Ri.Night Ⅴ ~Final~【全完結】
『……あたしの、知らないこと?』
凛音の困惑混じりの声が機械を通して室内に響く。
それが余計に幹部達の焦りを煽った。
「充!!ヤメロ!言うんじゃねぇ!!」
煌がパソコンの画面に向かって叫び、
「シン!止めさせろっ!」
貴音がシンに制止させる様促す。
だが、シンは愉しげに笑みを浮かべているだけで動く気配はなかった。
当然だ。
シンはこの状況を今か今かと待ち構えていたのだから。
「……チッ。

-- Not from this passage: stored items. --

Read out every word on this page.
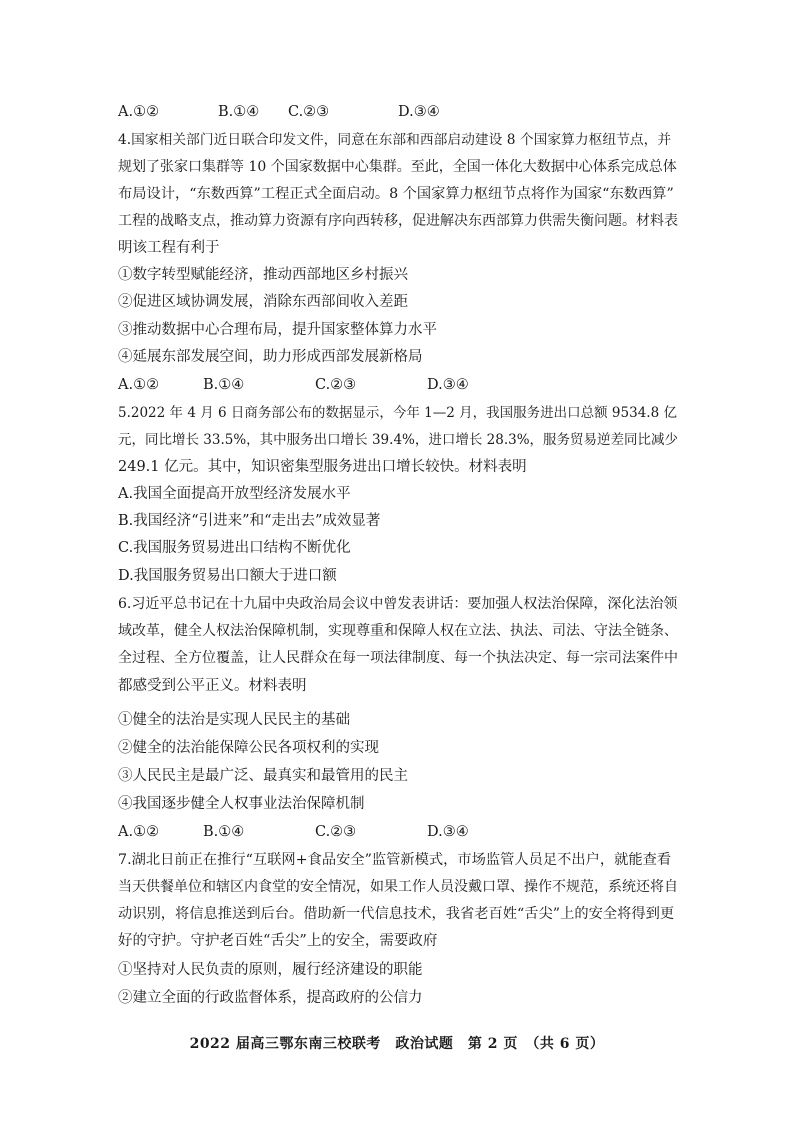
A.①②	B.①④ C.②③	D.③④
4.国家相关部门近日联合印发文件，同意在东部和西部启动建设 8 个国家算力枢纽节点，并
规划了张家口集群等 10 个国家数据中心集群。至此，全国一体化大数据中心体系完成总体
布局设计，“东数西算”工程正式全面启动。8 个国家算力枢纽节点将作为国家“东数西算”
工程的战略支点，推动算力资源有序向西转移，促进解决东西部算力供需失衡问题。材料表
明该工程有利于
①数字转型赋能经济，推动西部地区乡村振兴
②促进区域协调发展，消除东西部间收入差距
③推动数据中心合理布局，提升国家整体算力水平
④延展东部发展空间，助力形成西部发展新格局
A.①②	B.①④	C.②③	D.③④
5.2022 年 4 月 6 日商务部公布的数据显示，今年 1—2 月，我国服务进出口总额 9534.8 亿
元，同比增长 33.5%，其中服务出口增长 39.4%，进口增长 28.3%，服务贸易逆差同比减少
249.1 亿元。其中，知识密集型服务进出口增长较快。材料表明
A.我国全面提高开放型经济发展水平
B.我国经济“引进来”和“走出去”成效显著
C.我国服务贸易进出口结构不断优化
D.我国服务贸易出口额大于进口额
6.习近平总书记在十九届中央政治局会议中曾发表讲话：要加强人权法治保障，深化法治领
域改革，健全人权法治保障机制，实现尊重和保障人权在立法、执法、司法、守法全链条、
全过程、全方位覆盖，让人民群众在每一项法律制度、每一个执法决定、每一宗司法案件中
都感受到公平正义。材料表明
①健全的法治是实现人民民主的基础
②健全的法治能保障公民各项权利的实现
③人民民主是最广泛、最真实和最管用的民主
④我国逐步健全人权事业法治保障机制
A.①②	B.①④	C.②③	D.③④
7.湖北日前正在推行“互联网+食品安全”监管新模式，市场监管人员足不出户，就能查看
当天供餐单位和辖区内食堂的安全情况，如果工作人员没戴口罩、操作不规范，系统还将自
动识别，将信息推送到后台。借助新一代信息技术，我省老百姓“舌尖”上的安全将得到更
好的守护。守护老百姓“舌尖”上的安全，需要政府
①坚持对人民负责的原则，履行经济建设的职能
②建立全面的行政监督体系，提高政府的公信力
2022 届高三鄂东南三校联考　政治试题　第 2 页　（共 6 页）
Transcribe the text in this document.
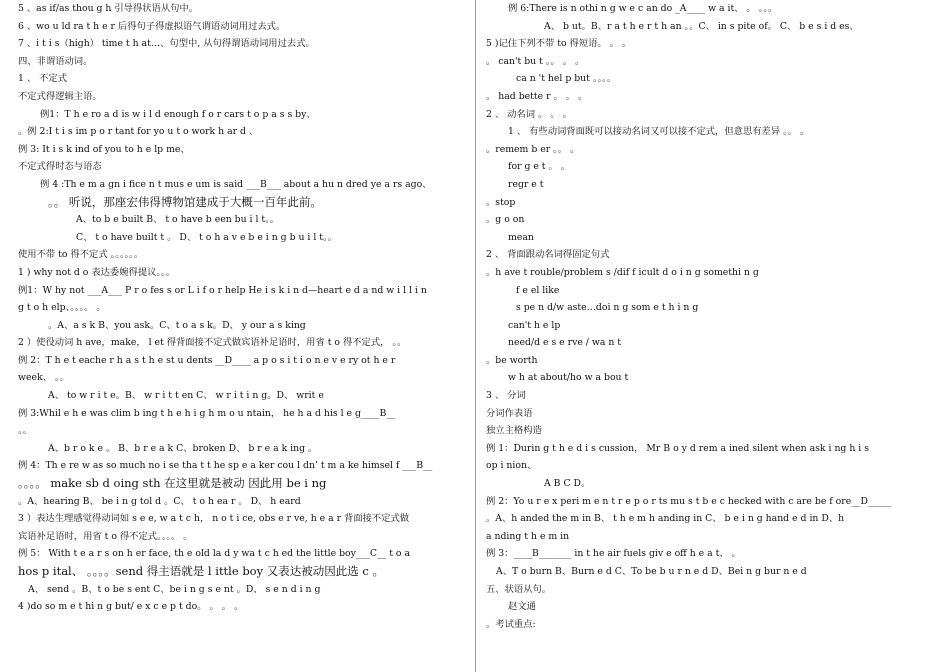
5 、as if/as thou g h 引导得状语从句中。
6 、wo u ld ra t h e r 后得句子得虚拟语气谓语动词用过去式。
7 、i t i s（high） time t h at…、句型中, 从句得谓语动词用过去式。
四、非谓语动词。
1 、 不定式
不定式得逻辑主语。
例1：T h e ro a d is w i l d enough f o r cars t o p a s s by、
。例 2:I t i s im p o r tant for yo u t o work h ar d 、
例 3: It i s k ind of you to h e lp me、
不定式得时态与语态
例 4 :Th e m a gn i fice n t mus e um is said ___B___ about a hu n dred ye a rs ago、
。。 听说，那座宏伟得博物馆建成于大概一百年此前。
A、to b e built B、 t o have b een bu i l t。。
C、 t o have built t 。 D、 t o h a v e b e i n g b u i l t。。
使用不带 to 得不定式 。。。。。。
1 ) why not d o 表达委婉得提议。。。
例1：W hy not ___A___ P r o fes s or L i f o r help He i s k i n d—heart e d a nd w i l l i n
g t o h elp、。。。。 。
。A、a s k B、you ask。C、t o a s k。D、 y our a s king
2 ）使役动词 h ave，make， l et 得背面接不定式做宾语补足语时，用省 t o 得不定式， 。。
例 2：T h e t eache r h a s t h e st u dents __D____ a p o s i t i o n e v e ry ot h e r
week、 。。
A、 to w r i t e。B、 w r i t t en C、 w r i t i n g。D、 writ e
例 3:Whil e h e was clim b ing t h e h i g h m o u ntain， he h a d his l e g____B__
。。
A、b r o k e 。 B、b r e a k C、broken D、 b r e a k ing 。
例 4：Th e re w as so much no i se tha t t he sp e a ker cou l dn’ t m a ke himsel f ___B__
。。。。 make sb d oing sth 在这里就是被动 因此用 be i ng
。A、hearing B、 be i n g tol d 。C、 t o h ea r 。 D、 h eard
3 ）表达生理感觉得动词如 s e e, w a t c h， n o t i ce, obs e r ve, h e a r 背面接不定式做
宾语补足语时，用省 t o 得不定式。。。。 。
例 5： With t e a r s on h er face, th e old la d y wa t c h ed the little boy___C__ t o a
hos p ital、 。。。。send 得主语就是 l ittle boy 又表达被动因此选 c 。
A、 send 。B、t o be s ent C、be i n g s e nt 。D、 s e n d i n g
4 )do so m e t hi n g but/ e x c e p t do。 。 。 。
例 6:There is n othi n g w e c an do _A____ w a it、 。 。。。
A、 b ut。B、r a t h e r t h an 。。C、 in s pite of。 C、 b e s i d es、
5 )记住下列不带 to 得短语。 。 。
。 can't bu t 。。 。 。
ca n 't hel p but 。。。。
。 had bette r 。 。 。
2 、 动名词 。 。 。
1 、 有些动词背面既可以接动名词又可以接不定式，但意思有差异 。。 。
。remem b er 。。 。
for g e t 。 。
regr e t
。stop
。g o on
mean
2 、 背面跟动名词得固定句式
。h ave t rouble/problem s /dif f icult d o i n g somethi n g
f e el like
s pe n d/w aste…doi n g som e t h i n g
can't h e lp
need/d e s e rve / wa n t
。be worth
w h at about/ho w a bou t
3 、 分词
分词作表语
独立主格构造
例 1：Durin g t h e d i s cussion， Mr B o y d rem a ined silent when ask i ng h i s
op i nion、
A B C D。
例 2：Yo u r e x peri m e n t r e p o r ts mu s t b e c hecked with c are be f ore__D_____
。A、h anded the m in B、 t h e m h anding in C、 b e i n g hand e d in D、h
a nding t h e m in
例 3：____B_______ in t he air fuels giv e off h e a t、 。
A、T o burn B、Burn e d C、To be b u r n e d D、Bei n g bur n e d
五、状语从句。
赵文通
。考试重点:
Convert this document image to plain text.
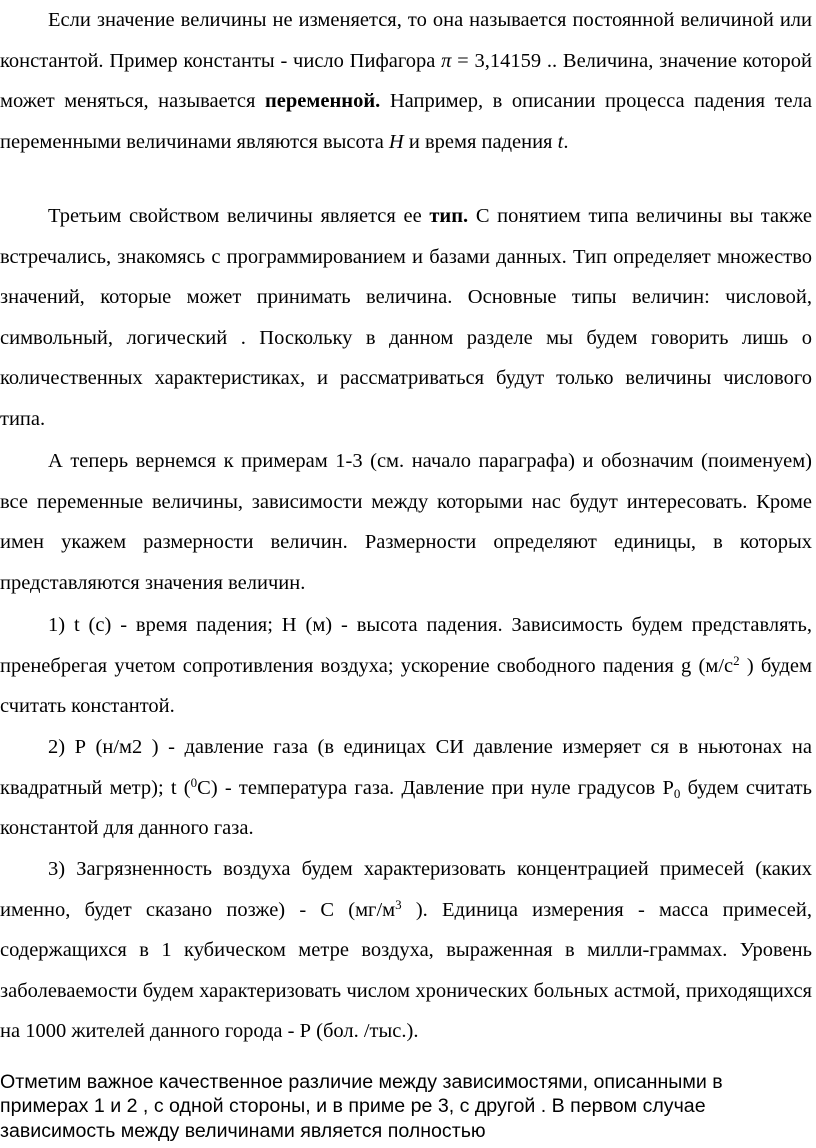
Если значение величины не изменяется, то она называется постоянной величиной или константой. Пример константы - число Пифагора π = 3,14159 .. Величина, значение которой может меняться, называется переменной. Например, в описании процесса падения тела переменными величинами являются высота H и время падения t.

Третьим свойством величины является ее тип. С понятием типа величины вы также встречались, знакомясь с программированием и базами данных. Тип определяет множество значений, которые может принимать величина. Основные типы величин: числовой, символьный, логический . Поскольку в данном разделе мы будем говорить лишь о количественных характеристиках, и рассматриваться будут только величины числового типа.

А теперь вернемся к примерам 1-3 (см. начало параграфа) и обозначим (поименуем) все переменные величины, зависимости между которыми нас будут интересовать. Кроме имен укажем размерности величин. Размерности определяют единицы, в которых представляются значения величин.

1) t (с) - время падения; Н (м) - высота падения. Зависимость будем представлять, пренебрегая учетом сопротивления воздуха; ускорение свободного падения g ($м/с^2$ ) будем считать константой.

2) Р (н/м2 ) - давление газа (в единицах СИ давление измеряет ся в ньютонах на квадратный метр); t ($^0$С) - температура газа. Давление при нуле градусов $Р_0$ будем считать константой для данного газа.

3) Загрязненность воздуха будем характеризовать концентрацией примесей (каких именно, будет сказано позже) - С ($мг/м^3$ ). Единица измерения - масса примесей, содержащихся в 1 кубическом метре воздуха, выраженная в милли-граммах. Уровень заболеваемости будем характеризовать числом хронических больных астмой, приходящихся на 1000 жителей данного города - Р (бол. /тыс.).

Отметим важное качественное различие между зависимостями, описанными в примерах 1 и 2 , с одной стороны, и в приме ре 3, с другой . В первом случае зависимость между величинами является полностью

彼方!手伝え!!」
「分かった!」
嵐に促され、嵐と一緒に扉に体当たりする彼方。
今、扉を抉じ開けたところでどうにもならないという事ぐらい二人にも分かっていた。
けど、そんな事言ってられなかった。
「凛音ちゃん!!」
「凛音!聞くな!凛音!!」
必死だったから。
皆、必死だった。
凛音に知られる訳にはいかない。
凛音に告げるのは自分達だ。
自分達が直接伝えなければいけない。
「充!!」
「ヤメロ!充!」
でなければきっと凛音は自分を責める。
鳳皇と親しくなってしまった事を、遊大を大怪我させた者達と親しくなった事を、凛音はきっと責めるだろう。
だから、他の者から言わせる訳にはいかなかった。
もう終わったのだと、遊大は全て許したのだと自分達の口から直接説明しなければいけない。